Sci-Reasoning: A Dataset Decoding AI Innovation Patterns
Jiachen Liu, Maestro Harmon, Zechen Zhang
2026-01-13
Summary
This paper investigates how researchers actually come up with new ideas in Artificial Intelligence, something that isn't well understood despite rapid progress in the field itself.
What's the problem?
Currently, we don't have a good way to track *how* AI researchers build on previous work and identify problems to solve. It's hard to analyze the thought process behind breakthroughs because this information isn't systematically recorded, making it difficult to improve how AI research is done or even to build AI systems that can *do* research themselves.
What's the solution?
The researchers created a dataset called Sci-Reasoning. They looked at highly-regarded AI papers from major conferences (NeurIPS, ICML, and ICLR) and traced back which earlier papers influenced them.
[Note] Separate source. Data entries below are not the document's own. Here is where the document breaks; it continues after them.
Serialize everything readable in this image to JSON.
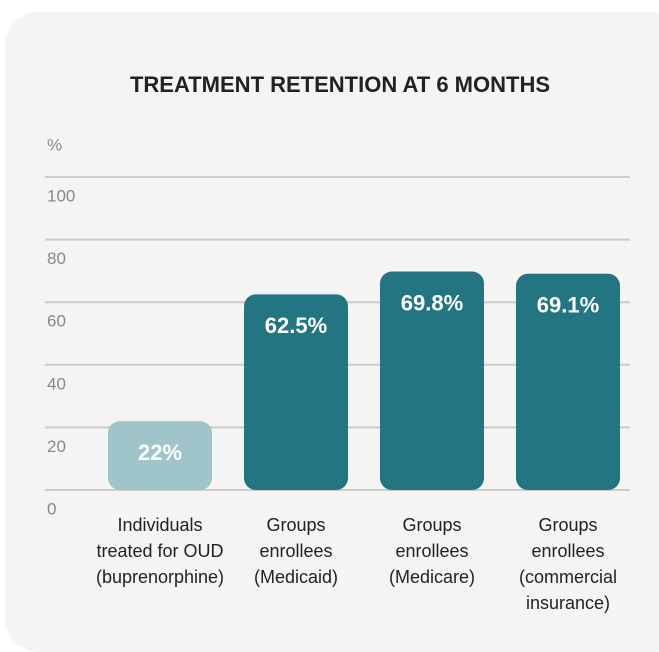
{
  "chart_data": {
    "type": "bar",
    "title": "TREATMENT RETENTION AT 6 MONTHS",
    "y_label": "%",
    "categories": [
      "Individuals\ntreated for OUD\n(buprenorphine)",
      "Groups\nenrollees\n(Medicaid)",
      "Groups\nenrollees\n(Medicare)",
      "Groups\nenrollees\n(commercial\ninsurance)"
    ],
    "values": [
      22,
      62.5,
      69.8,
      69.1
    ],
    "value_labels": [
      "22%",
      "62.5%",
      "69.8%",
      "69.1%"
    ],
    "colors": [
      "#9fc5ca",
      "#237582",
      "#237582",
      "#237582"
    ],
    "ylim": [
      0,
      100
    ],
    "yticks": [
      0,
      20,
      40,
      60,
      80,
      100
    ],
    "grid": true
  }
}
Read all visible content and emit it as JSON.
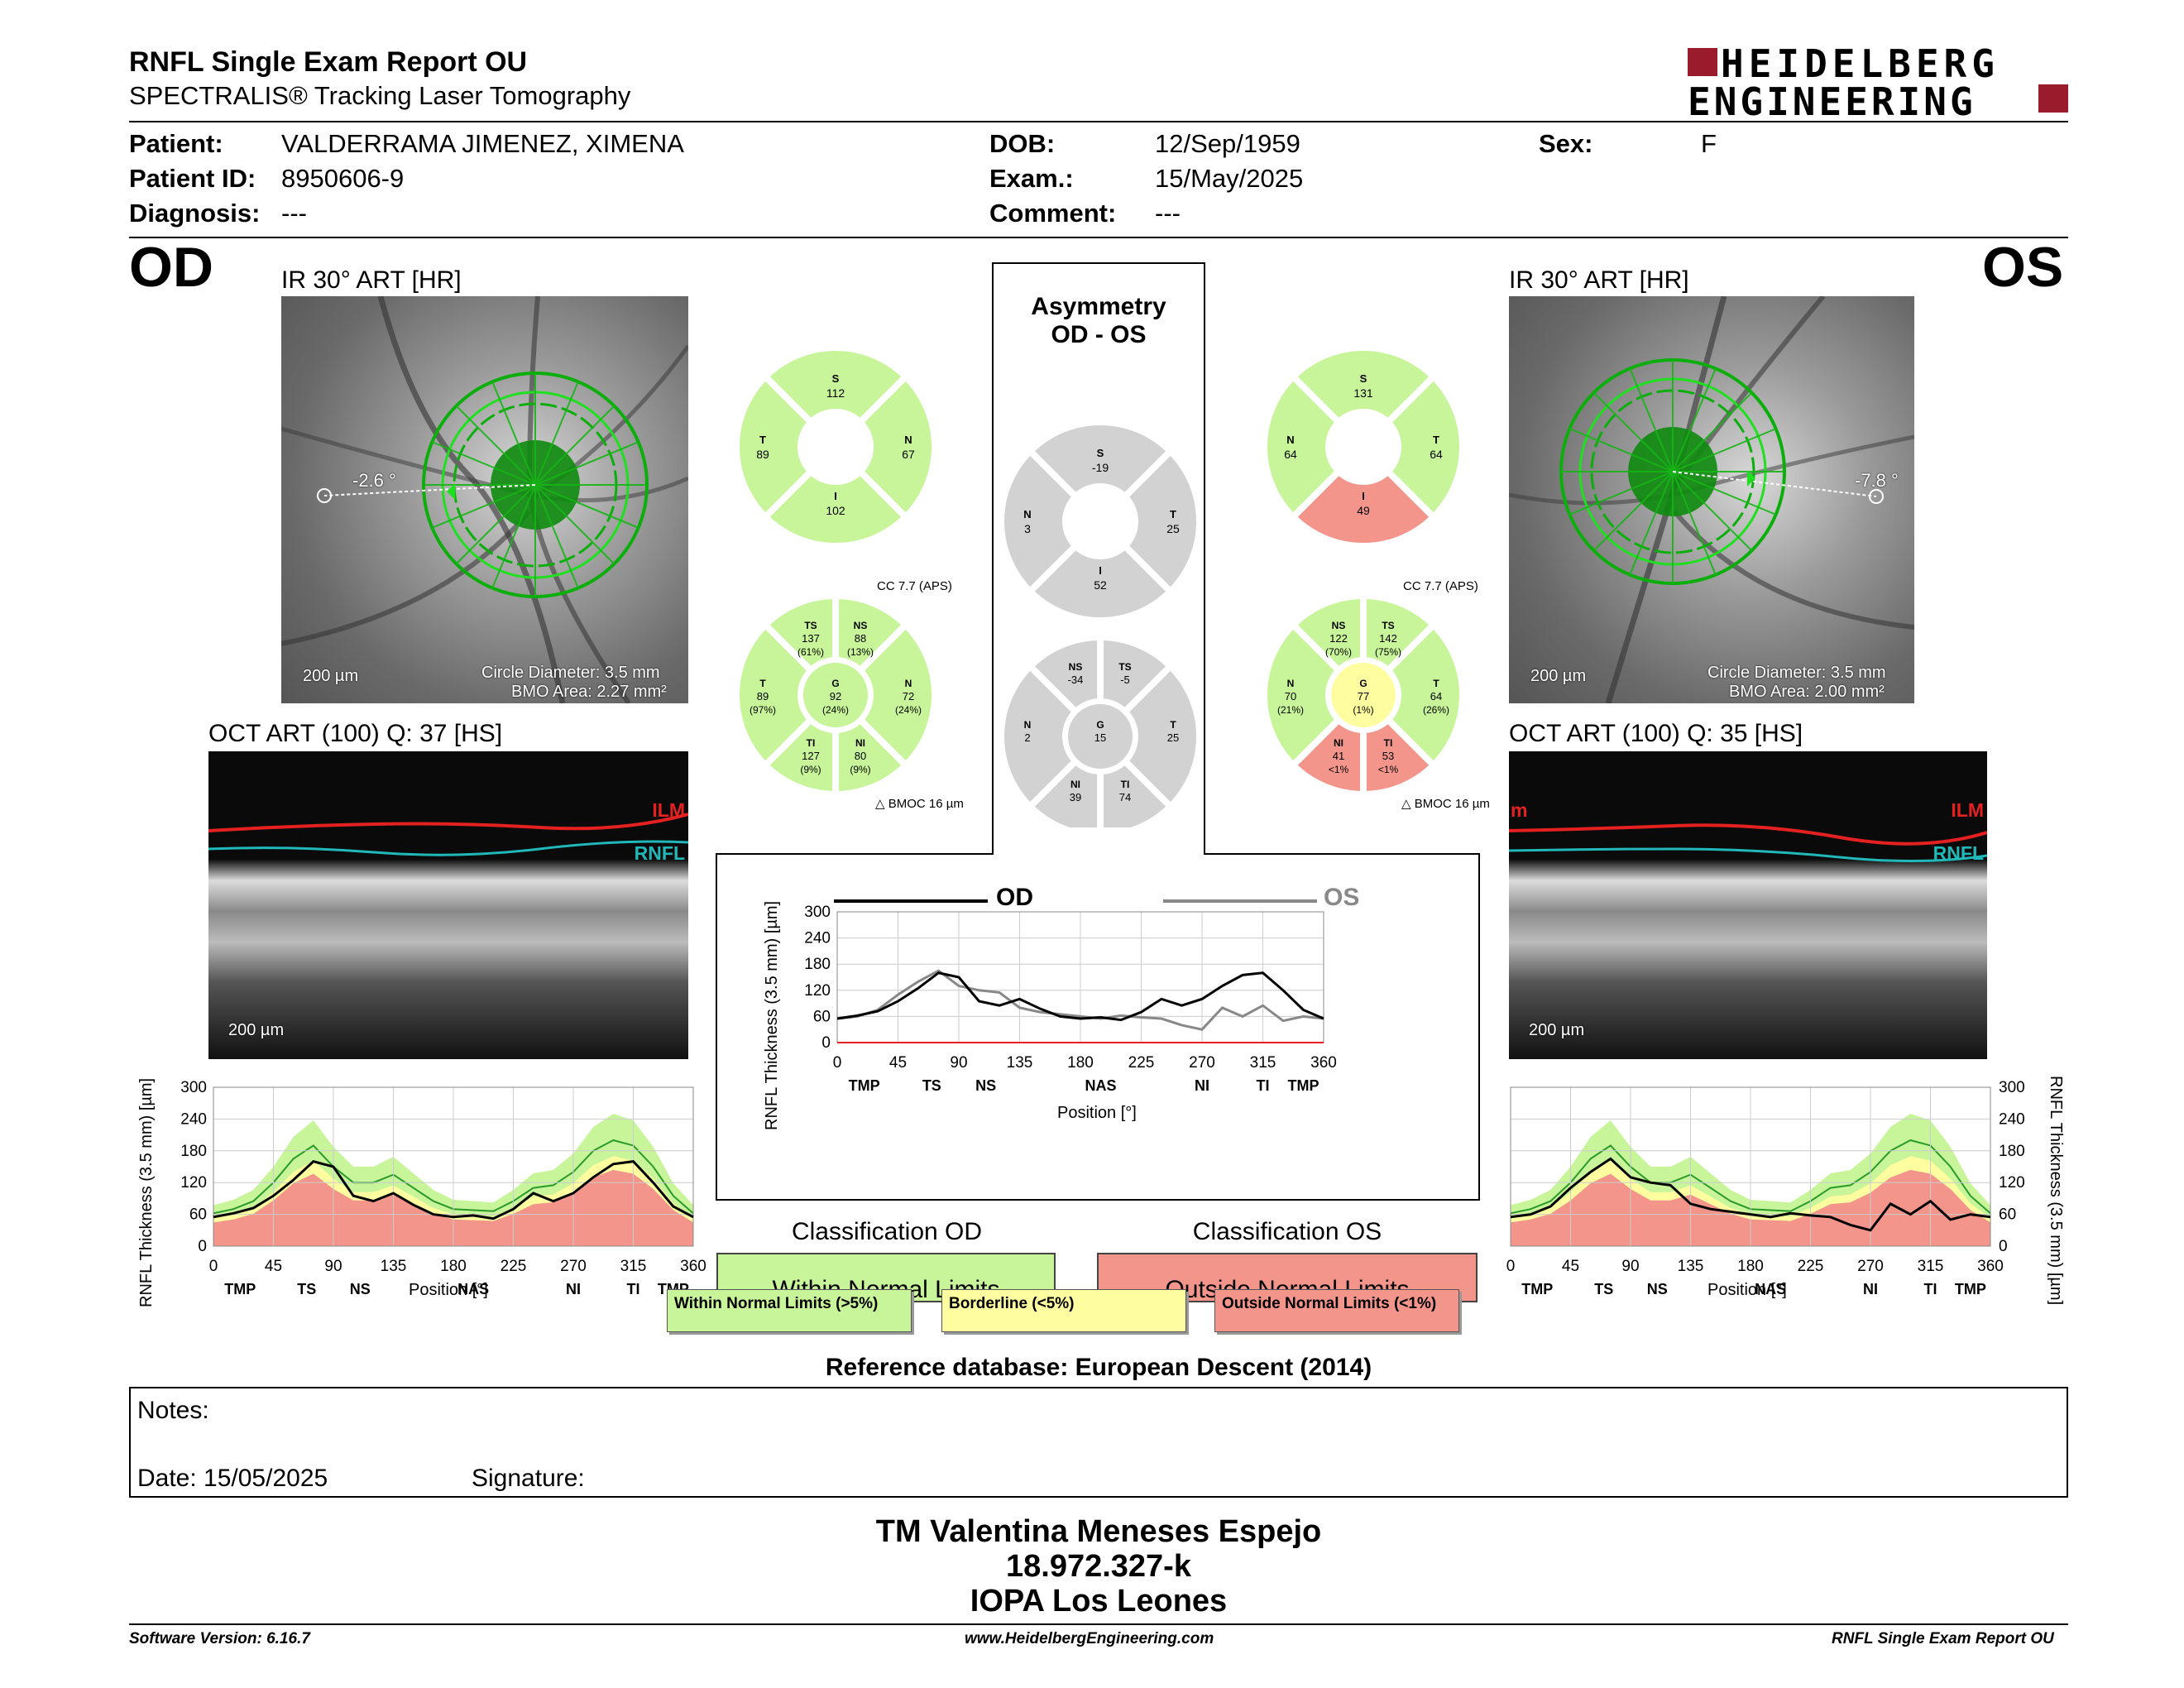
{
  "header": {
    "title": "RNFL Single Exam Report OU",
    "subtitle": "SPECTRALIS® Tracking Laser Tomography",
    "logo_line1": "HEIDELBERG",
    "logo_line2": "ENGINEERING"
  },
  "patient": {
    "patient_label": "Patient:",
    "patient_value": "VALDERRAMA JIMENEZ, XIMENA",
    "id_label": "Patient ID:",
    "id_value": "8950606-9",
    "diagnosis_label": "Diagnosis:",
    "diagnosis_value": "---",
    "dob_label": "DOB:",
    "dob_value": "12/Sep/1959",
    "exam_label": "Exam.:",
    "exam_value": "15/May/2025",
    "comment_label": "Comment:",
    "comment_value": "---",
    "sex_label": "Sex:",
    "sex_value": "F"
  },
  "od": {
    "eye": "OD",
    "ir_title": "IR 30° ART [HR]",
    "angle": "-2.6 °",
    "scale": "200 µm",
    "circle_diameter": "Circle Diameter: 3.5 mm",
    "bmo_area": "BMO Area: 2.27 mm²",
    "oct_title": "OCT ART (100) Q: 37 [HS]",
    "ilm": "ILM",
    "rnfl": "RNFL",
    "oct_scale": "200 µm",
    "classification_title": "Classification OD",
    "classification": "Within Normal Limits",
    "ring4": {
      "S": "S",
      "S_v": "112",
      "T": "T",
      "T_v": "89",
      "N": "N",
      "N_v": "67",
      "I": "I",
      "I_v": "102"
    },
    "ring6": {
      "TS": "TS",
      "TS_v": "137",
      "TS_p": "(61%)",
      "NS": "NS",
      "NS_v": "88",
      "NS_p": "(13%)",
      "T": "T",
      "T_v": "89",
      "T_p": "(97%)",
      "G": "G",
      "G_v": "92",
      "G_p": "(24%)",
      "N": "N",
      "N_v": "72",
      "N_p": "(24%)",
      "TI": "TI",
      "TI_v": "127",
      "TI_p": "(9%)",
      "NI": "NI",
      "NI_v": "80",
      "NI_p": "(9%)"
    },
    "cc": "CC 7.7 (APS)",
    "bmoc": "BMOC 16 µm"
  },
  "os": {
    "eye": "OS",
    "ir_title": "IR 30° ART [HR]",
    "angle": "-7.8 °",
    "scale": "200 µm",
    "circle_diameter": "Circle Diameter: 3.5 mm",
    "bmo_area": "BMO Area: 2.00 mm²",
    "oct_title": "OCT ART (100) Q: 35 [HS]",
    "ilm": "ILM",
    "ilm_left": "m",
    "rnfl": "RNFL",
    "oct_scale": "200 µm",
    "classification_title": "Classification OS",
    "classification": "Outside Normal Limits",
    "ring4": {
      "S": "S",
      "S_v": "131",
      "T": "T",
      "T_v": "64",
      "N": "N",
      "N_v": "64",
      "I": "I",
      "I_v": "49"
    },
    "ring6": {
      "TS": "TS",
      "TS_v": "142",
      "TS_p": "(75%)",
      "NS": "NS",
      "NS_v": "122",
      "NS_p": "(70%)",
      "T": "T",
      "T_v": "64",
      "T_p": "(26%)",
      "G": "G",
      "G_v": "77",
      "G_p": "(1%)",
      "N": "N",
      "N_v": "70",
      "N_p": "(21%)",
      "TI": "TI",
      "TI_v": "53",
      "TI_p": "<1%",
      "NI": "NI",
      "NI_v": "41",
      "NI_p": "<1%"
    },
    "cc": "CC 7.7 (APS)",
    "bmoc": "BMOC 16 µm"
  },
  "asym": {
    "title1": "Asymmetry",
    "title2": "OD - OS",
    "ring4": {
      "S": "S",
      "S_v": "-19",
      "N": "N",
      "N_v": "3",
      "T": "T",
      "T_v": "25",
      "I": "I",
      "I_v": "52"
    },
    "ring6": {
      "NS": "NS",
      "NS_v": "-34",
      "TS": "TS",
      "TS_v": "-5",
      "N": "N",
      "N_v": "2",
      "G": "G",
      "G_v": "15",
      "T": "T",
      "T_v": "25",
      "NI": "NI",
      "NI_v": "39",
      "TI": "TI",
      "TI_v": "74"
    },
    "legend_od": "OD",
    "legend_os": "OS"
  },
  "chart_common": {
    "ylabel": "RNFL Thickness (3.5 mm) [µm]",
    "xlabel": "Position [°]",
    "yticks": [
      "0",
      "60",
      "120",
      "180",
      "240",
      "300"
    ],
    "xticks": [
      "0",
      "45",
      "90",
      "135",
      "180",
      "225",
      "270",
      "315",
      "360"
    ],
    "regions": [
      "TMP",
      "TS",
      "NS",
      "NAS",
      "NI",
      "TI",
      "TMP"
    ]
  },
  "legend": {
    "within": "Within Normal Limits (>5%)",
    "borderline": "Borderline (<5%)",
    "outside": "Outside Normal Limits (<1%)"
  },
  "colors": {
    "within": "#c8f59a",
    "borderline": "#fefea0",
    "outside": "#f4958b",
    "gray": "#d2d2d2",
    "brand": "#9a1b2c"
  },
  "reference": "Reference database: European Descent (2014)",
  "notes": {
    "notes_label": "Notes:",
    "date_label": "Date: 15/05/2025",
    "signature_label": "Signature:"
  },
  "signature": {
    "name": "TM Valentina Meneses Espejo",
    "rut": "18.972.327-k",
    "clinic": "IOPA Los Leones"
  },
  "footer": {
    "version": "Software Version: 6.16.7",
    "website": "www.HeidelbergEngineering.com",
    "report": "RNFL Single Exam Report OU"
  },
  "chart_data": [
    {
      "type": "line",
      "title": "OD",
      "xlabel": "Position [°]",
      "ylabel": "RNFL Thickness (3.5 mm) [µm]",
      "xlim": [
        0,
        360
      ],
      "ylim": [
        0,
        300
      ],
      "x": [
        0,
        15,
        30,
        45,
        60,
        75,
        90,
        105,
        120,
        135,
        150,
        165,
        180,
        195,
        210,
        225,
        240,
        255,
        270,
        285,
        300,
        315,
        330,
        345,
        360
      ],
      "series": [
        {
          "name": "OD",
          "values": [
            55,
            62,
            72,
            95,
            125,
            160,
            150,
            95,
            85,
            100,
            78,
            60,
            55,
            58,
            52,
            70,
            100,
            85,
            100,
            130,
            155,
            160,
            120,
            75,
            55
          ]
        }
      ]
    },
    {
      "type": "line",
      "title": "OS",
      "xlabel": "Position [°]",
      "ylabel": "RNFL Thickness (3.5 mm) [µm]",
      "xlim": [
        0,
        360
      ],
      "ylim": [
        0,
        300
      ],
      "x": [
        0,
        15,
        30,
        45,
        60,
        75,
        90,
        105,
        120,
        135,
        150,
        165,
        180,
        195,
        210,
        225,
        240,
        255,
        270,
        285,
        300,
        315,
        330,
        345,
        360
      ],
      "series": [
        {
          "name": "OS",
          "values": [
            55,
            60,
            75,
            110,
            140,
            165,
            130,
            120,
            115,
            80,
            70,
            65,
            60,
            55,
            62,
            58,
            55,
            40,
            30,
            80,
            60,
            85,
            50,
            60,
            55
          ]
        }
      ]
    },
    {
      "type": "line",
      "title": "",
      "xlabel": "Position [°]",
      "ylabel": "RNFL Thickness (3.5 mm) [µm]",
      "xlim": [
        0,
        360
      ],
      "ylim": [
        0,
        300
      ],
      "x": [
        0,
        15,
        30,
        45,
        60,
        75,
        90,
        105,
        120,
        135,
        150,
        165,
        180,
        195,
        210,
        225,
        240,
        255,
        270,
        285,
        300,
        315,
        330,
        345,
        360
      ],
      "series": [
        {
          "name": "OD",
          "values": [
            55,
            62,
            72,
            95,
            125,
            160,
            150,
            95,
            85,
            100,
            78,
            60,
            55,
            58,
            52,
            70,
            100,
            85,
            100,
            130,
            155,
            160,
            120,
            75,
            55
          ]
        },
        {
          "name": "OS",
          "values": [
            55,
            60,
            75,
            110,
            140,
            165,
            130,
            120,
            115,
            80,
            70,
            65,
            60,
            55,
            62,
            58,
            55,
            40,
            30,
            80,
            60,
            85,
            50,
            60,
            55
          ]
        }
      ]
    }
  ]
}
They didn't just note the connections, but specifically described *why* those earlier papers were important – what kind of reasoning linked the old work to the new. They used both AI tools and human reviewers to ensure accuracy and identified 15 common patterns of thinking, with a few being particularly frequent, like finding gaps in existing research, combining ideas from different fields, and changing how information is represented.
Why it matters?
This work is important because it provides a way to actually study the process of scientific discovery in AI. By understanding how successful AI research happens, we can potentially improve the research process itself and even build AI systems capable of independent research, accelerating future innovation.
Abstract
While AI innovation accelerates rapidly, the intellectual process behind breakthroughs -- how researchers identify gaps, synthesize prior work, and generate insights -- remains poorly understood. The lack of structured data on scientific reasoning hinders systematic analysis and development of AI research agents. We introduce Sci-Reasoning, the first dataset capturing the intellectual synthesis behind high-quality AI research. Using community-validated quality signals and an LLM-accelerated, human-verified pipeline, we trace Oral and Spotlight papers across NeurIPS, ICML, and ICLR (2023-2025) to its key predecessors, articulating specific reasoning links in a structured format. Our analysis identifies 15 distinct thinking patterns, with three dominant strategies accounting for 52.7%: Gap-Driven Reframing (24.2%), Cross-Domain Synthesis (18.0%), and Representation Shift (10.5%). The most powerful innovation recipes combine multiple patterns: Gap-Driven Reframing + Representation Shift, Cross-Domain Synthesis + Representation Shift, and Gap-Driven Reframing + Cross-Domain Synthesis. This dataset enables quantitative studies of scientific progress and provides structured reasoning trajectories for training the next generation AI research agents.